While these problems of fitting in, money, and my pregnancy brought my anxiety to new heights in the first weeks, what weighed heaviest on me was the fact that I might never see my mother and little sisters again. I longed for Ally’s infectious smile and the sound of Sherri on the piano. Mom had secretly called me in those first days to make sure I was okay. It was healing for me to confront the issues that I had with her because of my marriage to Allen. Tearfully, she told me how sorry she was and that if she could turn back time, she’d change the outcome. Still, she held out hope that I would come back and repent, so that we could remain a family.
Like so many things about the FLDS, her words were one big contradiction. While she was genuinely sorry about how my life had turned out, it seemed she couldn’t see that there was any way other than that of the church. She’d lived her entire life in the FLDS, and she didn’t have the mental capacity to question beyond its walls. This conversation was one of the rare times I’d ever heard her express doubts. Her willingness to actually raise questions made me cautiously optimistic that she would continue on this road, but only time would tell if she would actually be able to change her beliefs. At fifty-four, this would be a monumental feat, to reverse a lifetime of conditioning. I knew that Mom loved me, and in the only way she knew how, she was trying to communicate that to me. It was with this understanding that I was able to begin the process of letting go.

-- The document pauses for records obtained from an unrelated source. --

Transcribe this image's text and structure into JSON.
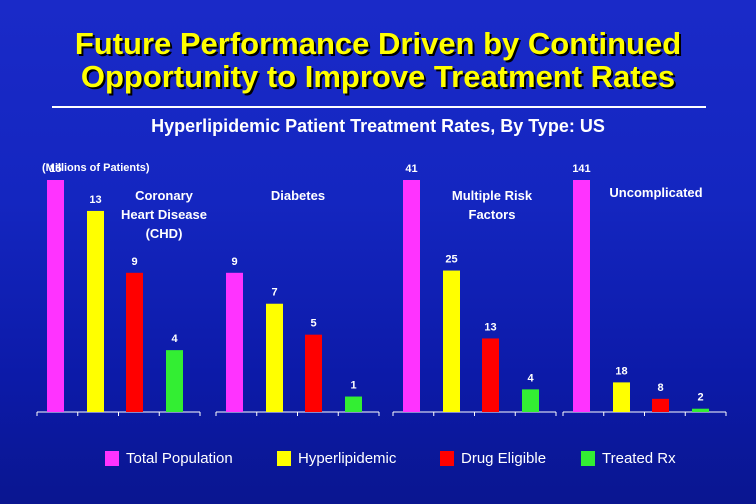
{
  "title": {
    "line1": "Future Performance Driven by Continued",
    "line2": "Opportunity to Improve Treatment Rates"
  },
  "subtitle": "Hyperlipidemic Patient Treatment Rates, By Type: US",
  "units_note": "(Millions of Patients)",
  "chart_data": {
    "type": "bar",
    "ylabel": "(Millions of Patients)",
    "series": [
      {
        "name": "Total Population",
        "color": "#ff33ff"
      },
      {
        "name": "Hyperlipidemic",
        "color": "#ffff00"
      },
      {
        "name": "Drug Eligible",
        "color": "#ff0000"
      },
      {
        "name": "Treated Rx",
        "color": "#33ee33"
      }
    ],
    "panels": [
      {
        "label_lines": [
          "Coronary",
          "Heart Disease",
          "(CHD)"
        ],
        "values": [
          15,
          13,
          9,
          4
        ],
        "value_labels": [
          "15",
          "13",
          "9",
          "4"
        ],
        "ymax": 15
      },
      {
        "label_lines": [
          "Diabetes"
        ],
        "values": [
          9,
          7,
          5,
          1
        ],
        "value_labels": [
          "9",
          "7",
          "5",
          "1"
        ],
        "ymax": 15
      },
      {
        "label_lines": [
          "Multiple Risk",
          "Factors"
        ],
        "values": [
          41,
          25,
          13,
          4
        ],
        "value_labels": [
          "41",
          "25",
          "13",
          "4"
        ],
        "ymax": 41
      },
      {
        "label_lines": [
          "Uncomplicated"
        ],
        "values": [
          141,
          18,
          8,
          2
        ],
        "value_labels": [
          "141",
          "18",
          "8",
          "2"
        ],
        "ymax": 141
      }
    ]
  },
  "legend": [
    {
      "label": "Total Population",
      "color": "#ff33ff"
    },
    {
      "label": "Hyperlipidemic",
      "color": "#ffff00"
    },
    {
      "label": "Drug Eligible",
      "color": "#ff0000"
    },
    {
      "label": "Treated Rx",
      "color": "#33ee33"
    }
  ]
}
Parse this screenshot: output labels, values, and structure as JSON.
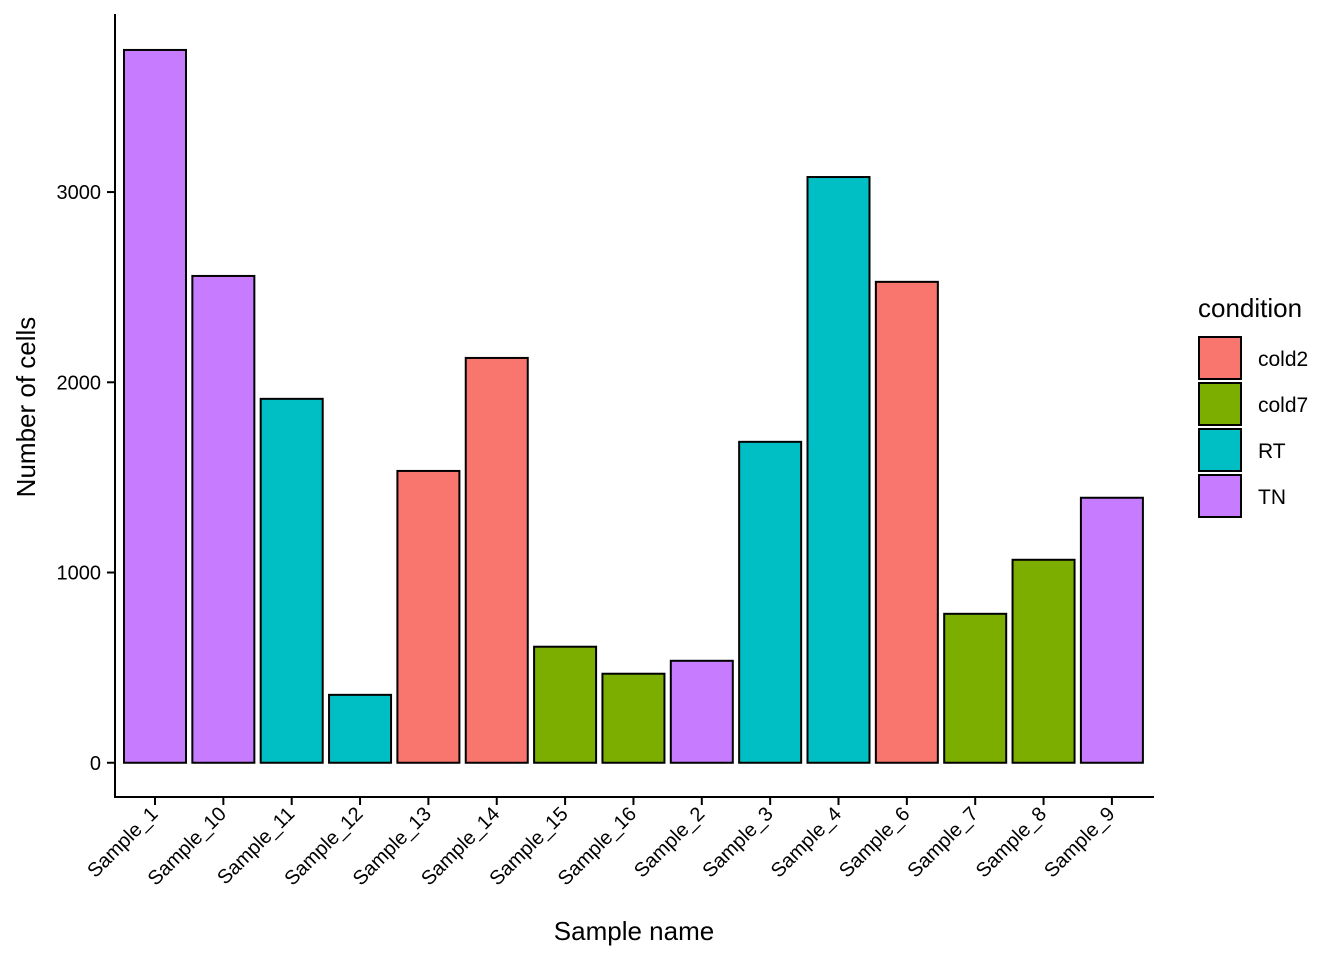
{
  "chart_data": {
    "type": "bar",
    "title": "",
    "xlabel": "Sample name",
    "ylabel": "Number of cells",
    "ylim": [
      -180,
      3936
    ],
    "yticks": [
      0,
      1000,
      2000,
      3000
    ],
    "grid": false,
    "legend_position": "right",
    "legend_title": "condition",
    "legend": [
      {
        "name": "cold2",
        "color": "#F8766D"
      },
      {
        "name": "cold7",
        "color": "#7CAE00"
      },
      {
        "name": "RT",
        "color": "#00BFC4"
      },
      {
        "name": "TN",
        "color": "#C77CFF"
      }
    ],
    "categories": [
      "Sample_1",
      "Sample_10",
      "Sample_11",
      "Sample_12",
      "Sample_13",
      "Sample_14",
      "Sample_15",
      "Sample_16",
      "Sample_2",
      "Sample_3",
      "Sample_4",
      "Sample_6",
      "Sample_7",
      "Sample_8",
      "Sample_9"
    ],
    "values": [
      3747,
      2559,
      1913,
      357,
      1534,
      2128,
      610,
      468,
      536,
      1687,
      3079,
      2528,
      783,
      1067,
      1393
    ],
    "conditions": [
      "TN",
      "TN",
      "RT",
      "RT",
      "cold2",
      "cold2",
      "cold7",
      "cold7",
      "TN",
      "RT",
      "RT",
      "cold2",
      "cold7",
      "cold7",
      "TN"
    ]
  }
}
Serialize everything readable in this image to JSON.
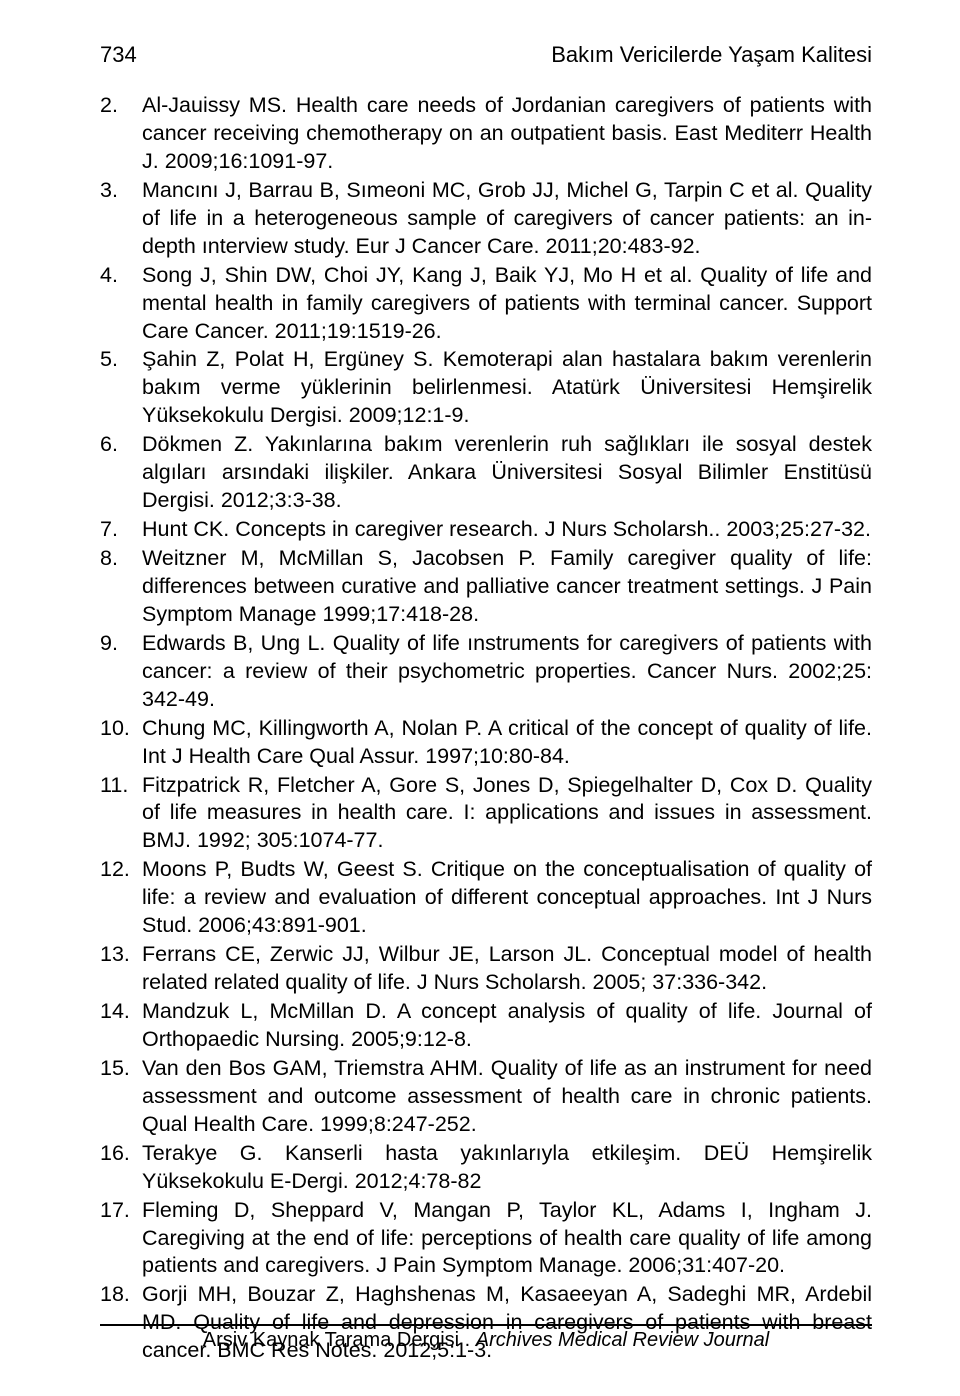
{
  "page_number": "734",
  "header_title": "Bakım Vericilerde Yaşam Kalitesi",
  "references": [
    {
      "num": "2.",
      "text": "Al-Jauissy MS. Health care needs of Jordanian caregivers of patients with cancer receiving chemotherapy on an outpatient basis. East Mediterr Health J. 2009;16:1091-97."
    },
    {
      "num": "3.",
      "text": "Mancını J, Barrau B, Sımeoni MC, Grob JJ, Michel G, Tarpin C et al. Quality of life in a heterogeneous sample of caregivers of cancer patients: an in-depth ınterview study. Eur J Cancer Care. 2011;20:483-92."
    },
    {
      "num": "4.",
      "text": "Song J, Shin DW, Choi JY, Kang J, Baik YJ, Mo H et al. Quality of life and mental health in family caregivers of patients with terminal cancer. Support Care Cancer. 2011;19:1519-26."
    },
    {
      "num": "5.",
      "text": "Şahin Z, Polat H, Ergüney S. Kemoterapi alan hastalara bakım verenlerin bakım verme yüklerinin belirlenmesi. Atatürk Üniversitesi Hemşirelik Yüksekokulu Dergisi. 2009;12:1-9."
    },
    {
      "num": "6.",
      "text": "Dökmen Z. Yakınlarına bakım verenlerin ruh sağlıkları ile sosyal destek algıları arsındaki ilişkiler. Ankara Üniversitesi Sosyal Bilimler Enstitüsü Dergisi. 2012;3:3-38."
    },
    {
      "num": "7.",
      "text": "Hunt CK. Concepts in caregiver research. J Nurs Scholarsh.. 2003;25:27-32."
    },
    {
      "num": "8.",
      "text": "Weitzner M, McMillan S, Jacobsen P. Family caregiver quality of life: differences between curative and palliative cancer treatment settings. J Pain Symptom Manage 1999;17:418-28."
    },
    {
      "num": "9.",
      "text": "Edwards B, Ung L. Quality of life ınstruments for caregivers of patients with cancer: a review of their psychometric properties. Cancer Nurs. 2002;25: 342-49."
    },
    {
      "num": "10.",
      "text": "Chung MC, Killingworth A, Nolan P. A critical of the concept of quality of life. Int J Health Care Qual Assur. 1997;10:80-84."
    },
    {
      "num": "11.",
      "text": "Fitzpatrick R, Fletcher A, Gore S, Jones D, Spiegelhalter D, Cox D. Quality of life measures in health care. I: applications and issues in assessment. BMJ. 1992; 305:1074-77."
    },
    {
      "num": "12.",
      "text": "Moons P, Budts W, Geest S. Critique on the conceptualisation of quality of life: a review and evaluation of different conceptual approaches. Int J Nurs Stud. 2006;43:891-901."
    },
    {
      "num": "13.",
      "text": "Ferrans CE, Zerwic JJ, Wilbur JE, Larson JL. Conceptual model of health related related quality of life. J Nurs Scholarsh. 2005; 37:336-342."
    },
    {
      "num": "14.",
      "text": "Mandzuk L, McMillan D. A concept analysis of quality of life. Journal of Orthopaedic Nursing. 2005;9:12-8."
    },
    {
      "num": "15.",
      "text": "Van den Bos GAM, Triemstra AHM. Quality of life as an instrument for need assessment and outcome assessment of health care in chronic patients. Qual Health Care. 1999;8:247-252."
    },
    {
      "num": "16.",
      "text": "Terakye G. Kanserli hasta yakınlarıyla etkileşim. DEÜ Hemşirelik Yüksekokulu E-Dergi. 2012;4:78-82"
    },
    {
      "num": "17.",
      "text": "Fleming D, Sheppard V, Mangan P, Taylor KL, Adams I, Ingham J. Caregiving at the end of life: perceptions of health care quality of life among patients and caregivers. J Pain Symptom Manage. 2006;31:407-20."
    },
    {
      "num": "18.",
      "text": "Gorji MH, Bouzar Z, Haghshenas M, Kasaeeyan A, Sadeghi MR, Ardebil MD. Quality of life and depression in caregivers of patients with breast cancer. BMC Res Notes. 2012;5:1-3."
    }
  ],
  "footer_left": "Arşiv Kaynak Tarama Dergisi .",
  "footer_right": "Archives Medical Review Journal"
}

Though Lamont and I remained in love and hopeful that we would adjust, those first weeks offered a frustrating overall picture of our new reality. Gone was our vision of escaping and simply starting anew. It would be an arduous road, but it was one that we needed to travel. It seemed like everyone we came into contact with during that time had left the FLDS with dreams of starting a new life only to end up penniless and drug- or alcohol-dependent with no place to turn. I thought back to all the times when I’d seen my older brothers go through the same struggles that I was now experiencing. I wish I could have known the mental battle that had to be waged.